None of this pencils out. If the Plan can’t pay claims out of its surplus or its reinsurance, it goes back to its insurers to bill them for the overage—as it did following the January fire, when it issued a $1 billion assessment. This week, forty carriers asked permission to recoup part of that payment from their policyholders. Carriers would much rather not face these assessments, and so the FAIR Plan—which is an association of insurers doing business in the state, not a public entity—is hoping to get both bonding authority and lines of credit that will help it stay afloat.
In May, John Norwood, speaking on behalf of independent insurance agents and brokers in California, said “We’re not going to bring these [insurance] companies back [to California] as long as they think they’re going to get additional assessments, period.” Dan Dunmore of the California Building Industry Association was similarly blunt, saying in May that the FAIR Plan’s growth “should be a big red flag to all of you in leadership that the market’s not working.”
Ultimately, homeowners across California will be paying for all of this uncertainty, one way or another. The FAIR Plan wants greater authority to “depopulate” its list of policyholders by sending them back into the ordinary market—as Florida does—and the insurers who will be there to greet them will likely be increasingly risky entities.
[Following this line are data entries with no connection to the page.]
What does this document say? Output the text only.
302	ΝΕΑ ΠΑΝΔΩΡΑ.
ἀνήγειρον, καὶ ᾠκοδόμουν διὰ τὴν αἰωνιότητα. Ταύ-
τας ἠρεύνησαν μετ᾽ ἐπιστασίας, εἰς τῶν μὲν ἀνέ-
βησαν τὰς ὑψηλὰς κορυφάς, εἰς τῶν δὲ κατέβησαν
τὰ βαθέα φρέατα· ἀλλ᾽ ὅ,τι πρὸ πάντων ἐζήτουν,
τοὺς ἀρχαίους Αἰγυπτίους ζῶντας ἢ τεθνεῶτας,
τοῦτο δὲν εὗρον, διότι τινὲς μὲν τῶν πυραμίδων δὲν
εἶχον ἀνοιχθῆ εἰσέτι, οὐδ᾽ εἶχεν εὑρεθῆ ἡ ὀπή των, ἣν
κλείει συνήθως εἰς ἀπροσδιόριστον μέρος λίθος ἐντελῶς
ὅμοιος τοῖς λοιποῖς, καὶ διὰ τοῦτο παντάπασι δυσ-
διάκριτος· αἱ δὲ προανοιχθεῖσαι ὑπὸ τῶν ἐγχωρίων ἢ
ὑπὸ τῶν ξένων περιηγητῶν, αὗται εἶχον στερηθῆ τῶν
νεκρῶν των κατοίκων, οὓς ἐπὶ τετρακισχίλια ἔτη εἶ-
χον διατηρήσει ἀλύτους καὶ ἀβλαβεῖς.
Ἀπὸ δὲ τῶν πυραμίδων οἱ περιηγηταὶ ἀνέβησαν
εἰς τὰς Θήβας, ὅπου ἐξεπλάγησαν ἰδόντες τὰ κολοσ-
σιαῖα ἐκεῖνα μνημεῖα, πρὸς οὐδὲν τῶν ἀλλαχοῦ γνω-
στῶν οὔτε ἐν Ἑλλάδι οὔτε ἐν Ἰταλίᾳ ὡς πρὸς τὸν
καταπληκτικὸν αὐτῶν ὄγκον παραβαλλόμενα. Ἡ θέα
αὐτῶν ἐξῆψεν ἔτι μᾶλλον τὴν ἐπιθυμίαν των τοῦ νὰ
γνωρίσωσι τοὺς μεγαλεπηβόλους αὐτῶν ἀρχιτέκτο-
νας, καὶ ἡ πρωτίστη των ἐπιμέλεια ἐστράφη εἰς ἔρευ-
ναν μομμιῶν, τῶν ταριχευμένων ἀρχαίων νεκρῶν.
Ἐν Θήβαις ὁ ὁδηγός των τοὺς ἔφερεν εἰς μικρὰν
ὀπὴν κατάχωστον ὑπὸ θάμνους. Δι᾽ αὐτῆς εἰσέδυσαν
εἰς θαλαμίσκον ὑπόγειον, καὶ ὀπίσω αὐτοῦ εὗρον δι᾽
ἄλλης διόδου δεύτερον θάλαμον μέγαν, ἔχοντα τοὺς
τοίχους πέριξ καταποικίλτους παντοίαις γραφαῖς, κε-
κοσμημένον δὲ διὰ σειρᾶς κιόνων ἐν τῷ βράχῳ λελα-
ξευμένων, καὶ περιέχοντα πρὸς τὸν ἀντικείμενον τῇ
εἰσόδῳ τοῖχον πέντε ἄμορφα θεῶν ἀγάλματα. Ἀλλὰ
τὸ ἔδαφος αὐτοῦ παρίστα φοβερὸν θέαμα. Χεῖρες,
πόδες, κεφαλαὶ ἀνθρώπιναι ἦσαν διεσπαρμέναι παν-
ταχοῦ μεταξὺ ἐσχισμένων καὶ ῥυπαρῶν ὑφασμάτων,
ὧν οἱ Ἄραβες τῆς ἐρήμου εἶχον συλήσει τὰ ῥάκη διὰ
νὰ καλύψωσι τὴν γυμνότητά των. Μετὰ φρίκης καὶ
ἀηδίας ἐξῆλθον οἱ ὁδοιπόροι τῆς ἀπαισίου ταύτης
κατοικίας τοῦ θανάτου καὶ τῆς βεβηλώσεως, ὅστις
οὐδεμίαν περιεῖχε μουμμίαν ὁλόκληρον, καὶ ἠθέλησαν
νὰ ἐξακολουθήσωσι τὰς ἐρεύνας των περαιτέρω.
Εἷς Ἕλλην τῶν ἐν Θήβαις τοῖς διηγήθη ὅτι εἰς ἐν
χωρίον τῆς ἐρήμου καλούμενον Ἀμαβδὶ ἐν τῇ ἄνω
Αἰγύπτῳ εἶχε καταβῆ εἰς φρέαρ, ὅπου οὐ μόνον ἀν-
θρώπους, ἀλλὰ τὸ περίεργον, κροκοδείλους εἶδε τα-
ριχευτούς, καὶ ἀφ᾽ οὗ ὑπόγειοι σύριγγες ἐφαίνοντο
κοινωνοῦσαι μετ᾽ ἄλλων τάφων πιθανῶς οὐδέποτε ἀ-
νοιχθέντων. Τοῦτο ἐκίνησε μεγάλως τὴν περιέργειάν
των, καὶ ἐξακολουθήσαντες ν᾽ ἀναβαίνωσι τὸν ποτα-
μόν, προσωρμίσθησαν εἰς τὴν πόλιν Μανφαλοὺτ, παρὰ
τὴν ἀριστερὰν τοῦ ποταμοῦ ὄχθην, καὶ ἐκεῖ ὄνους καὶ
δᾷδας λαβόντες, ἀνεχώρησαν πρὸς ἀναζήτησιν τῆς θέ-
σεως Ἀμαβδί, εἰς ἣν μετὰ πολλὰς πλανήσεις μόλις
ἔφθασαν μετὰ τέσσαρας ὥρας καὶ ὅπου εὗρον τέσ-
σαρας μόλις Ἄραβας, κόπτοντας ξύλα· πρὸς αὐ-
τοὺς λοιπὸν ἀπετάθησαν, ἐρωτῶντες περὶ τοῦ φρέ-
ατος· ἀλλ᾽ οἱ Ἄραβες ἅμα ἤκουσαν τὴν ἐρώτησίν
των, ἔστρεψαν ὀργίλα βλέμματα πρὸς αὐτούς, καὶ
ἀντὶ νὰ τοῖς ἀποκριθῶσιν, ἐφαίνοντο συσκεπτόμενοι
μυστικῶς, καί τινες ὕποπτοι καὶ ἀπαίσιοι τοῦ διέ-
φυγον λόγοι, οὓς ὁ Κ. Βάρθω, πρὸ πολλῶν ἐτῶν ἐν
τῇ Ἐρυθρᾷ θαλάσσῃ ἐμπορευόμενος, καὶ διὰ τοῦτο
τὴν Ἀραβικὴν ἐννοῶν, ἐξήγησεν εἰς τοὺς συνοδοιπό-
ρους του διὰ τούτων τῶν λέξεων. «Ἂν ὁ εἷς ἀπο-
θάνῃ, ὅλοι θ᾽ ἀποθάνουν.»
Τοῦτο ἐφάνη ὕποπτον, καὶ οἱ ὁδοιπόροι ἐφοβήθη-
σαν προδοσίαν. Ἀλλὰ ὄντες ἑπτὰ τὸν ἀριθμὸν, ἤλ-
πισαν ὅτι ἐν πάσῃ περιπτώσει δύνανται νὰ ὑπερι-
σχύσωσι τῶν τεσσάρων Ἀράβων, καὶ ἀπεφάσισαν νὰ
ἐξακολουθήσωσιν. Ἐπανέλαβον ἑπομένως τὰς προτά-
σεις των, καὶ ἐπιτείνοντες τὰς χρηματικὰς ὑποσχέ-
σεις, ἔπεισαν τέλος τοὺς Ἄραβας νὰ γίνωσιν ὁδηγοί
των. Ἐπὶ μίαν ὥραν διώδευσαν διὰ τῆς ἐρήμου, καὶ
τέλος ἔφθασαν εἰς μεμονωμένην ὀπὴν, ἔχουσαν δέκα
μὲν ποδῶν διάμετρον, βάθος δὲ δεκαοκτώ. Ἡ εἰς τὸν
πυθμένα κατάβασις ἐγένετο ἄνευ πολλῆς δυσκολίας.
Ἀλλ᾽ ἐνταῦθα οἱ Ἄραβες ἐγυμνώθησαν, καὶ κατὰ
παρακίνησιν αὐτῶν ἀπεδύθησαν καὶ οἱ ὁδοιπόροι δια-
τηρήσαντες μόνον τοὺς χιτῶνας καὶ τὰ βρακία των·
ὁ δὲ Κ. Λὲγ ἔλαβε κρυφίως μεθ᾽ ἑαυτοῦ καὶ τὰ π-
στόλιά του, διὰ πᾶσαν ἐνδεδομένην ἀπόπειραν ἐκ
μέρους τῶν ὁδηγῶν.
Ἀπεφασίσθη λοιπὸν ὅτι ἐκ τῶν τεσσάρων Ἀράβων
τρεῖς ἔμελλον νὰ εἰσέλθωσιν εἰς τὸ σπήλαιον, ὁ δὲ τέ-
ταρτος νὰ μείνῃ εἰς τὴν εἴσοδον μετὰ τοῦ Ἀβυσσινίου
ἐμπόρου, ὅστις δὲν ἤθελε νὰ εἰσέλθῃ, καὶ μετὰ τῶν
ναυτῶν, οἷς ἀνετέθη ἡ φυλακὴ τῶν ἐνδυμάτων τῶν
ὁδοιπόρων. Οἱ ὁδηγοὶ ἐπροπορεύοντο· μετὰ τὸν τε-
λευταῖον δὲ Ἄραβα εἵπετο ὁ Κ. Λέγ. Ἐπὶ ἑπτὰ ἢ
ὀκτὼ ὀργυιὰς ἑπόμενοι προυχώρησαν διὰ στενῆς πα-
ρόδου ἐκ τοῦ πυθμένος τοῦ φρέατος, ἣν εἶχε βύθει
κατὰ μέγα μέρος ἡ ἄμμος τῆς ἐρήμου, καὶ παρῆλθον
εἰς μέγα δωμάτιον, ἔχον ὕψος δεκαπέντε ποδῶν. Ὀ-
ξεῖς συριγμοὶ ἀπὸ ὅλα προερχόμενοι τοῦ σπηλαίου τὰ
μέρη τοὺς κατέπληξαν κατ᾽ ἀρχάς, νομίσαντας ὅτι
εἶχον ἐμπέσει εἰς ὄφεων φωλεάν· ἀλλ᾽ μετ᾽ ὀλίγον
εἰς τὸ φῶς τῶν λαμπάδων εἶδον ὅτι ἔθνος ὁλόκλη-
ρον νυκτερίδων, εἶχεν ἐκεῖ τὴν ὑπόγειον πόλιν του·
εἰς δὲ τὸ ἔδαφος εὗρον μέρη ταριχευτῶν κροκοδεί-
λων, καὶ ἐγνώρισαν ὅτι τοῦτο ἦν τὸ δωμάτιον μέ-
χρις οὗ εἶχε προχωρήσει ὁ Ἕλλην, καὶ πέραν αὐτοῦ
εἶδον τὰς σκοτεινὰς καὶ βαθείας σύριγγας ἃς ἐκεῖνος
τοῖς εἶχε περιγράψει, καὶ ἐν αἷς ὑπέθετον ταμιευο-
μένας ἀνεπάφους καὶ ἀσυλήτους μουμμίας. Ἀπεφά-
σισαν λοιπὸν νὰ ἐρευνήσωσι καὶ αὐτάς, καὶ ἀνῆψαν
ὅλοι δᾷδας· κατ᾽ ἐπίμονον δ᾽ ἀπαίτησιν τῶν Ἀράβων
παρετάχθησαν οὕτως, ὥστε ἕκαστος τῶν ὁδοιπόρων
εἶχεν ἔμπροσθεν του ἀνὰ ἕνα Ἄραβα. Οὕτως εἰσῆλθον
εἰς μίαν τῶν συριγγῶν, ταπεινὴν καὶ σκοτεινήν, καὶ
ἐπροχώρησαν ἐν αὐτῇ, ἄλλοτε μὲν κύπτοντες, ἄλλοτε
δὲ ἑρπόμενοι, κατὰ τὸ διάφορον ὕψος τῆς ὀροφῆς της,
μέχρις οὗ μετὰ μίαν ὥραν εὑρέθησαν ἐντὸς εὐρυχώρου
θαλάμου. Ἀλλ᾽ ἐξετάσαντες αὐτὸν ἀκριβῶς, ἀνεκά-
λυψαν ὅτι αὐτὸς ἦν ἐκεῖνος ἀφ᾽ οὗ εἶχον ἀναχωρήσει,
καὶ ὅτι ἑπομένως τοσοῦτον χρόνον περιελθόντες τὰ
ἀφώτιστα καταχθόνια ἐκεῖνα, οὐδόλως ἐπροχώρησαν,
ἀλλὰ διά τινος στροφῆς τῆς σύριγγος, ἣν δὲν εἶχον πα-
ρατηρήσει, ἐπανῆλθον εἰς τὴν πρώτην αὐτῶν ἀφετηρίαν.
As years of increasingly destructive conflagrations continue, some form of “insurance” will continue to exist in California, on paper, but it will be a year-to-year, shaky negotiation on all sides.
In May, Heather Hadwick, an assemblymember from Alturas, asked Armand Feliciano, an advisor to the FAIR Plan, whether there was anything that the California legislature could do to “keep you solvent.” Feliciano was vaguely optimistic in response, saying only that “it took a while for California to get to this level” of exposure and risk, and “It is going to take some time to get out.” He’s paid to be cheerful.
Armand Feliciano is General Counsel for Public Policy Advocates, LLC, a firm that represents insurance sector clients including those involved with the California FAIR Plan.
But any real way out will require addressing, directly, where and how Californians live, and lowering physical risk everywhere—including for existing residences and commercial buildings—so that a new, different, insurable market can emerge.
Understanding the source of the Palisades fire and arresting the man who caused it took eight months of painstaking forensic investigation of thousands of acres, crawling over the hills and testing debris. There is no singular enemy in the insurance crisis in California, but there is clearly mounting risk, evidenced by an insurance system that is now just barely creaking along. Unless governments at all levels do the extraordinarily difficult work of forcing physical changes that will keep people safer, only despair, foreclosures, and sinking markets are ahead.







One of the most important columns, every Californian should read.